Fragen:


1. Was versteht man unter Venture-Capital?

2. Warum ist diese Form der Finanzierung für den Geldgeber besonders riskant?

3. Wofür verwenden junge Unternehmen dieses Beteiligungskapital?

4. Was erhalten die Geldgeber im Gegenzug für ihr Geld? 

5. Was stellt der Geldgeber neben dem Geld dem jungen Unternehmen noch zur Verfügung?

6. Wie nennt man junge nicht börsennotierten Unternehmen?

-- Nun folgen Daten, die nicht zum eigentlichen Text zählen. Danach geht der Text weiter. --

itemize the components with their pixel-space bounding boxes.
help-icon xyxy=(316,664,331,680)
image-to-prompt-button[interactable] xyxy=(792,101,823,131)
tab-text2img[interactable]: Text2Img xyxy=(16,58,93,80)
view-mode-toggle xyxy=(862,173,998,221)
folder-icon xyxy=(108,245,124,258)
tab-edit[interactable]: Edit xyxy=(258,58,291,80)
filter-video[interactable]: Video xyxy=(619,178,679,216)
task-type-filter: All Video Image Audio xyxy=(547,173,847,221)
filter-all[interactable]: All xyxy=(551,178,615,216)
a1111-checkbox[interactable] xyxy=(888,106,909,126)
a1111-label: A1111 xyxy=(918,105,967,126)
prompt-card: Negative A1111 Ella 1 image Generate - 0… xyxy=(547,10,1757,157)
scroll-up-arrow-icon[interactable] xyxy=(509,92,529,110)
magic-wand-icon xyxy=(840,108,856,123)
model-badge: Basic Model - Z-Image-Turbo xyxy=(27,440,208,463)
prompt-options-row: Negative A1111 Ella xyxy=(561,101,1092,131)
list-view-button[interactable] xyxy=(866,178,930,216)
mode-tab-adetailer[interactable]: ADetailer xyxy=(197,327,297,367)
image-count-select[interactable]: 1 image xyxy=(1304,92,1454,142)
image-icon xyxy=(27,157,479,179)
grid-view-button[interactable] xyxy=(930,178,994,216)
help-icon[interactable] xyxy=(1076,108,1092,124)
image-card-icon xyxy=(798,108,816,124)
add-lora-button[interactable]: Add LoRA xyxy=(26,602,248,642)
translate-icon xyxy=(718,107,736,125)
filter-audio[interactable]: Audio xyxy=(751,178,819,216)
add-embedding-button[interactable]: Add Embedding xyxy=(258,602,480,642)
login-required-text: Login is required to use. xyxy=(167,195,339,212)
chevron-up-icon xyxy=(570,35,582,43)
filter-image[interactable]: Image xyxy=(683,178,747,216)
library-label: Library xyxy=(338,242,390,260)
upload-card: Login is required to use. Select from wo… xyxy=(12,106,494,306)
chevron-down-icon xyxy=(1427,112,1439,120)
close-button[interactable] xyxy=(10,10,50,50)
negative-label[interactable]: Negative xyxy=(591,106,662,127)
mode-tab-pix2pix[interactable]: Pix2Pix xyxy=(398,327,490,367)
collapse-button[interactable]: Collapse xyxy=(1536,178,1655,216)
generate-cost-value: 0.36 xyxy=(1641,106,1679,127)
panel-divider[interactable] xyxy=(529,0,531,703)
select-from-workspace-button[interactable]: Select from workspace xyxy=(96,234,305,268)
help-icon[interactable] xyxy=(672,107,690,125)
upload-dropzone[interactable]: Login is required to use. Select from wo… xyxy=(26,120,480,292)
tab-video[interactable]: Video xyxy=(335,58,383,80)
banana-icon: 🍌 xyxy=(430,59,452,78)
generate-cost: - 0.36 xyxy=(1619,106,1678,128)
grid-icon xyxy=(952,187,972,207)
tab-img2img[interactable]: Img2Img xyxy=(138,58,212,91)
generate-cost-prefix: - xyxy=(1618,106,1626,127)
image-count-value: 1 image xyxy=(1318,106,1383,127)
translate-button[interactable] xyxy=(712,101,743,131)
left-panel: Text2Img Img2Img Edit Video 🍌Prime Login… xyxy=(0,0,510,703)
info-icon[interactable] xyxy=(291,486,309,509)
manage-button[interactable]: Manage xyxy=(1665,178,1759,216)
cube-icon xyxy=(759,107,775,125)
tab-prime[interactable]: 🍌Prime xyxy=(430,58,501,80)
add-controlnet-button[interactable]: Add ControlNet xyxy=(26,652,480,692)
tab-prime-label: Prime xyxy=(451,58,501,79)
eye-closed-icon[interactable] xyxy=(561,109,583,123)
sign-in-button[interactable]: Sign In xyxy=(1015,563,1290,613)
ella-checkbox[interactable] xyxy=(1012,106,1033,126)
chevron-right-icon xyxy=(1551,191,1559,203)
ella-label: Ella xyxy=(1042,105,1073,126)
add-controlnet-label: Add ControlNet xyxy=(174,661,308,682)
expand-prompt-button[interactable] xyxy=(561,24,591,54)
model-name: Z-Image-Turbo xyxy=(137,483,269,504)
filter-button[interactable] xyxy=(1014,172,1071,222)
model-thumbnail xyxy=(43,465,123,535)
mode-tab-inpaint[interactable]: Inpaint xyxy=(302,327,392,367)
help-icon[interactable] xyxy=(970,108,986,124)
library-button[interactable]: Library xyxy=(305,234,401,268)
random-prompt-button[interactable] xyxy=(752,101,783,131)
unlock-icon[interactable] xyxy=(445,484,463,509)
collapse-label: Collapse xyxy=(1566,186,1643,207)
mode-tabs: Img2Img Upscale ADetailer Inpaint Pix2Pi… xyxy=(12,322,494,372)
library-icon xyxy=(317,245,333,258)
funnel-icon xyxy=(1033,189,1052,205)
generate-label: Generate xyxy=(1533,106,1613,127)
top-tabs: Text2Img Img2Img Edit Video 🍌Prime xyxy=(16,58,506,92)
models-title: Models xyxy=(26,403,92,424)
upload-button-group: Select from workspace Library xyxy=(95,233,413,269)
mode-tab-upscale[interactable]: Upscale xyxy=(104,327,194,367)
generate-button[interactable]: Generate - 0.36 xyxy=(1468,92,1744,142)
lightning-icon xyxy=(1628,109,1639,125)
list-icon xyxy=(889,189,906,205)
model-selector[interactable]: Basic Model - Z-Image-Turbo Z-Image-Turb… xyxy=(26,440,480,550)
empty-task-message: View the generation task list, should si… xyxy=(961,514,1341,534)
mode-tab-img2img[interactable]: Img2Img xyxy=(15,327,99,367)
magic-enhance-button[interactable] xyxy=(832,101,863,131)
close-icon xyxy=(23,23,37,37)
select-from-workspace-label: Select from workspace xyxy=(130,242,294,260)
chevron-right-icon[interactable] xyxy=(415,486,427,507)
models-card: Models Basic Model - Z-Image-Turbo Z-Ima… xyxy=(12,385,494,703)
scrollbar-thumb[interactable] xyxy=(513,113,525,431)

7. Was versteht man unter einer Anschubfinanzierung?

8. Was erfolgt in der Frühphase (early stage) der Finanzierung?

9. Warum ist diese Phase sehr kapitalintensiv?

10. Was wird in der Wachstumsphase (grow stage) angestrebt? 

11. Was versteht man unter einem Initial Public Offering (IPO)? 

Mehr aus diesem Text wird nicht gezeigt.